Come ogni anno, l’8 gennaio, per Bitonto, è una data da dedicare alla memoria. La memoria di un figlio prematuramente strappato alla vita da mani e menti criminali. Parliamo, ovviamente di Michele Tatulli, il poliziotto bitontino che, 41 anni fa, fu assassinato dalle Brigate Rosse a Milano, insieme ai due colleghi Rocco Santoro e Antonio Cestari, in quella che è tristemente nota come strage di via Schievano.

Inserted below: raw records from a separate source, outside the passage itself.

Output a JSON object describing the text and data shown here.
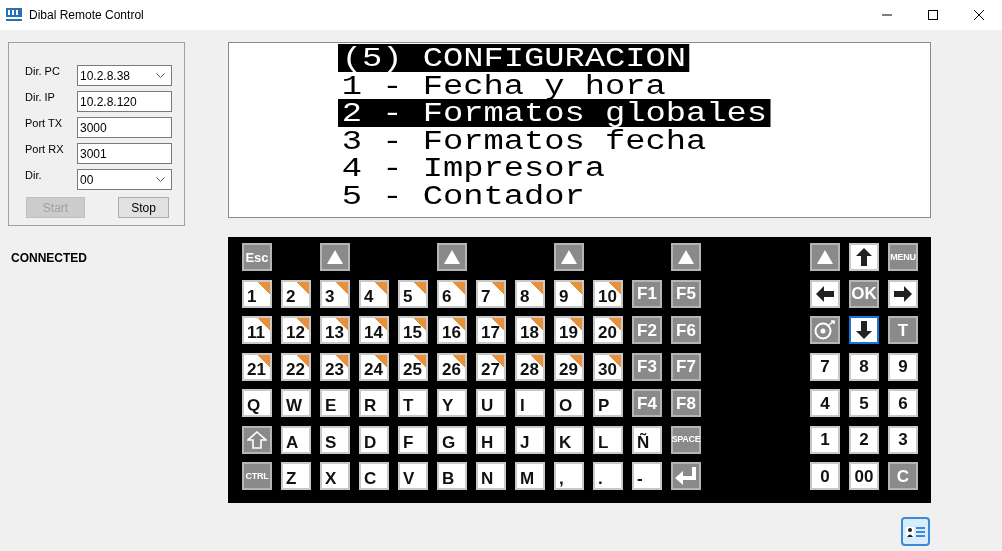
{
  "window": {
    "title": "Dibal Remote Control"
  },
  "connection": {
    "fields": [
      {
        "label": "Dir. PC",
        "value": "10.2.8.38",
        "kind": "dropdown"
      },
      {
        "label": "Dir. IP",
        "value": "10.2.8.120",
        "kind": "text"
      },
      {
        "label": "Port TX",
        "value": "3000",
        "kind": "text"
      },
      {
        "label": "Port RX",
        "value": "3001",
        "kind": "text"
      },
      {
        "label": "Dir.",
        "value": "00",
        "kind": "dropdown"
      }
    ],
    "buttons": [
      {
        "label": "Start",
        "disabled": true
      },
      {
        "label": "Stop",
        "disabled": false
      }
    ],
    "status": "CONNECTED"
  },
  "display": {
    "lines": [
      {
        "text": "(5) CONFIGURACION",
        "highlighted": true
      },
      {
        "text": "1 - Fecha y hora",
        "highlighted": false
      },
      {
        "text": "2 - Formatos globales",
        "highlighted": true
      },
      {
        "text": "3 - Formatos fecha",
        "highlighted": false
      },
      {
        "text": "4 - Impresora",
        "highlighted": false
      },
      {
        "text": "5 - Contador",
        "highlighted": false
      }
    ]
  },
  "keyboard": {
    "main_keys": [
      [
        {
          "kind": "func",
          "label": "Esc"
        },
        {
          "kind": "blank"
        },
        {
          "kind": "up"
        },
        {
          "kind": "blank"
        },
        {
          "kind": "blank"
        },
        {
          "kind": "up"
        },
        {
          "kind": "blank"
        },
        {
          "kind": "blank"
        },
        {
          "kind": "up"
        },
        {
          "kind": "blank"
        },
        {
          "kind": "blank"
        },
        {
          "kind": "up"
        }
      ],
      [
        {
          "kind": "preset",
          "label": "1"
        },
        {
          "kind": "preset",
          "label": "2"
        },
        {
          "kind": "preset",
          "label": "3"
        },
        {
          "kind": "preset",
          "label": "4"
        },
        {
          "kind": "preset",
          "label": "5"
        },
        {
          "kind": "preset",
          "label": "6"
        },
        {
          "kind": "preset",
          "label": "7"
        },
        {
          "kind": "preset",
          "label": "8"
        },
        {
          "kind": "preset",
          "label": "9"
        },
        {
          "kind": "preset",
          "label": "10"
        },
        {
          "kind": "func",
          "label": "F1"
        },
        {
          "kind": "func",
          "label": "F5"
        }
      ],
      [
        {
          "kind": "preset",
          "label": "11"
        },
        {
          "kind": "preset",
          "label": "12"
        },
        {
          "kind": "preset",
          "label": "13"
        },
        {
          "kind": "preset",
          "label": "14"
        },
        {
          "kind": "preset",
          "label": "15"
        },
        {
          "kind": "preset",
          "label": "16"
        },
        {
          "kind": "preset",
          "label": "17"
        },
        {
          "kind": "preset",
          "label": "18"
        },
        {
          "kind": "preset",
          "label": "19"
        },
        {
          "kind": "preset",
          "label": "20"
        },
        {
          "kind": "func",
          "label": "F2"
        },
        {
          "kind": "func",
          "label": "F6"
        }
      ],
      [
        {
          "kind": "preset",
          "label": "21"
        },
        {
          "kind": "preset",
          "label": "22"
        },
        {
          "kind": "preset",
          "label": "23"
        },
        {
          "kind": "preset",
          "label": "24"
        },
        {
          "kind": "preset",
          "label": "25"
        },
        {
          "kind": "preset",
          "label": "26"
        },
        {
          "kind": "preset",
          "label": "27"
        },
        {
          "kind": "preset",
          "label": "28"
        },
        {
          "kind": "preset",
          "label": "29"
        },
        {
          "kind": "preset",
          "label": "30"
        },
        {
          "kind": "func",
          "label": "F3"
        },
        {
          "kind": "func",
          "label": "F7"
        }
      ],
      [
        {
          "kind": "char",
          "label": "Q"
        },
        {
          "kind": "char",
          "label": "W"
        },
        {
          "kind": "char",
          "label": "E"
        },
        {
          "kind": "char",
          "label": "R"
        },
        {
          "kind": "char",
          "label": "T"
        },
        {
          "kind": "char",
          "label": "Y"
        },
        {
          "kind": "char",
          "label": "U"
        },
        {
          "kind": "char",
          "label": "I"
        },
        {
          "kind": "char",
          "label": "O"
        },
        {
          "kind": "char",
          "label": "P"
        },
        {
          "kind": "func",
          "label": "F4"
        },
        {
          "kind": "func",
          "label": "F8"
        }
      ],
      [
        {
          "kind": "shift"
        },
        {
          "kind": "char",
          "label": "A"
        },
        {
          "kind": "char",
          "label": "S"
        },
        {
          "kind": "char",
          "label": "D"
        },
        {
          "kind": "char",
          "label": "F"
        },
        {
          "kind": "char",
          "label": "G"
        },
        {
          "kind": "char",
          "label": "H"
        },
        {
          "kind": "char",
          "label": "J"
        },
        {
          "kind": "char",
          "label": "K"
        },
        {
          "kind": "char",
          "label": "L"
        },
        {
          "kind": "char",
          "label": "Ñ"
        },
        {
          "kind": "func",
          "label": "SPACE"
        }
      ],
      [
        {
          "kind": "func",
          "label": "CTRL"
        },
        {
          "kind": "char",
          "label": "Z"
        },
        {
          "kind": "char",
          "label": "X"
        },
        {
          "kind": "char",
          "label": "C"
        },
        {
          "kind": "char",
          "label": "V"
        },
        {
          "kind": "char",
          "label": "B"
        },
        {
          "kind": "char",
          "label": "N"
        },
        {
          "kind": "char",
          "label": "M"
        },
        {
          "kind": "char",
          "label": ","
        },
        {
          "kind": "char",
          "label": "."
        },
        {
          "kind": "char",
          "label": "-"
        },
        {
          "kind": "enter"
        }
      ]
    ],
    "nav_keys": [
      [
        {
          "kind": "up",
          "focused": false
        },
        {
          "kind": "arrow-up",
          "focused": false
        },
        {
          "kind": "func",
          "label": "MENU",
          "focused": false
        }
      ],
      [
        {
          "kind": "arrow-left",
          "focused": false
        },
        {
          "kind": "func",
          "label": "OK",
          "focused": false
        },
        {
          "kind": "arrow-right",
          "focused": false
        }
      ],
      [
        {
          "kind": "tare",
          "focused": false
        },
        {
          "kind": "arrow-down",
          "focused": true
        },
        {
          "kind": "func",
          "label": "T",
          "focused": false
        }
      ],
      [
        {
          "kind": "char",
          "label": "7",
          "focused": false
        },
        {
          "kind": "char",
          "label": "8",
          "focused": false
        },
        {
          "kind": "char",
          "label": "9",
          "focused": false
        }
      ],
      [
        {
          "kind": "char",
          "label": "4",
          "focused": false
        },
        {
          "kind": "char",
          "label": "5",
          "focused": false
        },
        {
          "kind": "char",
          "label": "6",
          "focused": false
        }
      ],
      [
        {
          "kind": "char",
          "label": "1",
          "focused": false
        },
        {
          "kind": "char",
          "label": "2",
          "focused": false
        },
        {
          "kind": "char",
          "label": "3",
          "focused": false
        }
      ],
      [
        {
          "kind": "char",
          "label": "0",
          "focused": false
        },
        {
          "kind": "char",
          "label": "00",
          "focused": false
        },
        {
          "kind": "func",
          "label": "C",
          "focused": false
        }
      ]
    ]
  }
}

Nell’atrio di Palazzo gentile, dove è posta una lapide a ricordo di quel sacrificio, ieri, come ogni anno, si è tenuta la cerimonia in onore di Tatulli, alla presenza dei rappresentanti delle forze dell’ordine, del sindaco e della famiglia, sempre impegnata nel difficile impegno di mantenere viva la memoria.
«Quest’anno, il ricordo di Michele Tatulli è di un’importanza particolare, essendo, questo, un periodo in cui lo Stato è attaccato nella sua credibilità. Michele era uno di noi, un cittadino di Bitonto e un agente della Polizia di Stato che compiva il suo dovere, come agente e come servitore dello Stato. Ricordare oggi di quanto si è privato Michele, di quanto si è privata la sua famiglia, e paragonarlo ai piccoli sacrifici che ci vengono chiesti per aiutare tutta la nostra società, potrebbe farci lamentare meno, facendoci capire quanto noi stessi possiamo essere importanti per lo Stato. Oggi abbiamo voluto ricordare Michele in questo modo, come una persona che ha sacrificato tutto per lo Stato italiano e che, anche oggi, si sacrificherebbe ancora, ancora e ancora» è stato il ricordo di Michele Abbaticchio.
«È importante ricordare mio fratello perché era un giovane, un ragazzo. Perché ai ragazzi di oggi, ai quali sembra che tutto sia dovuto, occorre un esempio. Michele avrebbe voluto avere tutto, come loro. Essere giovani significa avere una vita davanti e, dunque, pensare a costruire qualcosa per il futuro proprio e degli altri. Ciò che non ha potuto avere mio fratello, a tradimento» ha aggiunto Grazia Tatulli, sorella di Michele: «Per i brigatisti, per gli assassini, non ci deve essere tanto rispetto, tanta riverenza. Quei signori sono stati trattati da persone per bene. Io ce l’ho per questo. Ancora oggi, nei confronti della famiglia, non sono stati fatti i dovuti chiarimenti, che la sottoscritta chiede a gran voce».